Secretary of Defense Robert Gates and Secretary of State Hillary Clinton have been making a joint visit to South Korea to demonstrate U.S. support amid tensions with neighboring rival North Korea.

Secretary of Defense Robert Gates and Secretary of State Hillary Clinton have been making a joint visit to South Korea to demonstrate U.S. support amid tensions with neighboring rival North Korea.

It was a visit filled with symbolism. The top U.S. diplomat and military chief stood at Panmunjom in the Demilitarized Zone (DMZ) between North and South Korea, gazing northward in the rain.


Their presence along the heavily fortified frontier was a stark reminder of the priority the United States places on its alliance with democratic South Korea, more than half a century after the Korean War ended in a truce, without a peace treaty.

Some 2 million troops remain massed along both sides of the DMZ.

Secretary of State Hillary Clinton said today that the United States stands firmly with South Korea.

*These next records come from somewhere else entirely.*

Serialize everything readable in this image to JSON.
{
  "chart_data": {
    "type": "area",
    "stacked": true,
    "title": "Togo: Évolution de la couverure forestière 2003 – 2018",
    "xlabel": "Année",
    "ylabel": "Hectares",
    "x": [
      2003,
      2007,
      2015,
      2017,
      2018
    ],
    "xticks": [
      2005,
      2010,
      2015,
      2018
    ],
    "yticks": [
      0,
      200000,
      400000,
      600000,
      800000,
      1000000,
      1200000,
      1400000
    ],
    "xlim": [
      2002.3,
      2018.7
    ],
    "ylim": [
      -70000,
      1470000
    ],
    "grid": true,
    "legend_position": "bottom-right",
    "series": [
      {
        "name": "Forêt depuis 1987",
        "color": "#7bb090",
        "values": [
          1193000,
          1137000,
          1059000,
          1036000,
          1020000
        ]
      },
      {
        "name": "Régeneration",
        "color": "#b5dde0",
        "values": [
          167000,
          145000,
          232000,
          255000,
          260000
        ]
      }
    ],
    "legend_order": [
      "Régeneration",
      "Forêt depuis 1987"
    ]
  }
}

Clinton also announced that Washington will impose new sanctions aimed at stifling the North's nuclear activities, and targeting illicit moneymaking schemes used to fund them.

At the same time, she held out an olive branch to the communist North.

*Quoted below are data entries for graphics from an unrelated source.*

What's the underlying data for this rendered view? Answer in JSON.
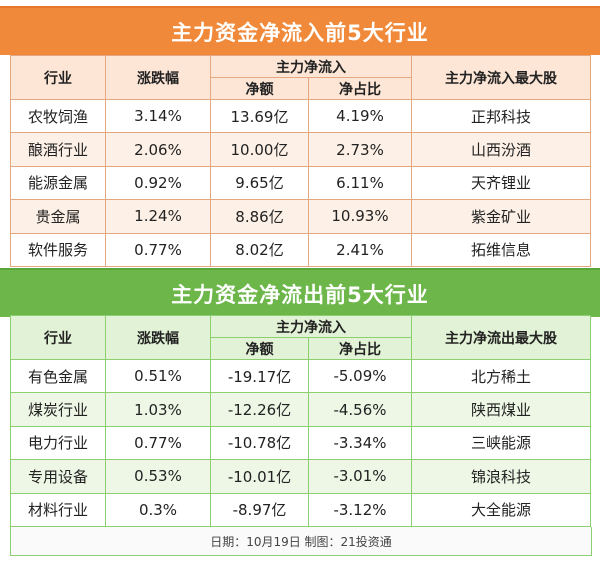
{
  "inflow": {
    "title": "主力资金净流入前5大行业",
    "headers": {
      "industry": "行业",
      "change": "涨跌幅",
      "main_net": "主力净流入",
      "net_amount": "净额",
      "net_ratio": "净占比",
      "top_stock": "主力净流入最大股"
    },
    "rows": [
      {
        "industry": "农牧饲渔",
        "change": "3.14%",
        "net_amount": "13.69亿",
        "net_ratio": "4.19%",
        "top_stock": "正邦科技"
      },
      {
        "industry": "酿酒行业",
        "change": "2.06%",
        "net_amount": "10.00亿",
        "net_ratio": "2.73%",
        "top_stock": "山西汾酒"
      },
      {
        "industry": "能源金属",
        "change": "0.92%",
        "net_amount": "9.65亿",
        "net_ratio": "6.11%",
        "top_stock": "天齐锂业"
      },
      {
        "industry": "贵金属",
        "change": "1.24%",
        "net_amount": "8.86亿",
        "net_ratio": "10.93%",
        "top_stock": "紫金矿业"
      },
      {
        "industry": "软件服务",
        "change": "0.77%",
        "net_amount": "8.02亿",
        "net_ratio": "2.41%",
        "top_stock": "拓维信息"
      }
    ]
  },
  "outflow": {
    "title": "主力资金净流出前5大行业",
    "headers": {
      "industry": "行业",
      "change": "涨跌幅",
      "main_net": "主力净流入",
      "net_amount": "净额",
      "net_ratio": "净占比",
      "top_stock": "主力净流出最大股"
    },
    "rows": [
      {
        "industry": "有色金属",
        "change": "0.51%",
        "net_amount": "-19.17亿",
        "net_ratio": "-5.09%",
        "top_stock": "北方稀土"
      },
      {
        "industry": "煤炭行业",
        "change": "1.03%",
        "net_amount": "-12.26亿",
        "net_ratio": "-4.56%",
        "top_stock": "陕西煤业"
      },
      {
        "industry": "电力行业",
        "change": "0.77%",
        "net_amount": "-10.78亿",
        "net_ratio": "-3.34%",
        "top_stock": "三峡能源"
      },
      {
        "industry": "专用设备",
        "change": "0.53%",
        "net_amount": "-10.01亿",
        "net_ratio": "-3.01%",
        "top_stock": "锦浪科技"
      },
      {
        "industry": "材料行业",
        "change": "0.3%",
        "net_amount": "-8.97亿",
        "net_ratio": "-3.12%",
        "top_stock": "大全能源"
      }
    ]
  },
  "footer": "日期：10月19日  制图：21投资通",
  "colors": {
    "inflow_accent": "#f08a3a",
    "outflow_accent": "#6cb64a"
  }
}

"We continue to send a message to the North: There is another way. There is a way that can benefit the people of the North," Clinton said.

"But until they change direction, the United States stands firmly on behalf of the people and the government of the Republic of Korea."

She was referring to U.S. offers of help to the impoverished North if it gives up its nuclear bomb-making program.

Secretary of Defense Robert Gates said the North has suffered from its isolation.

"It's stunning how little has changed up in the North and yet how much South Korea continues to grow and prosper," he said. "The North, by contrast, stagnates in isolation and deprivation."

Military Exercises

Their remarks come as tensions on the peninsula are rising again over the North's nuclear program and the sinking of a South Korean warship in March.

The two officials laid a wreath at a memorial to the 46 South Korean sailors killed in the warship incident. An international investigation determined that a torpedo fired by North Korea was responsible for sinking the "Cheonan" -- though this has been denied by Pyongyang.

As part of their reaction to the incident, the United States and South Korea are holding a major joint naval exercise aimed at deterring North Korea. The exercises have been criticized both by North Korea and its only major ally, China.

Officials say the July 25-28 drill in the Sea of Japan will involve about 20 ships, including the 97,000-ton U.S. aircraft carrier "USS George Washington" and some 200 military planes.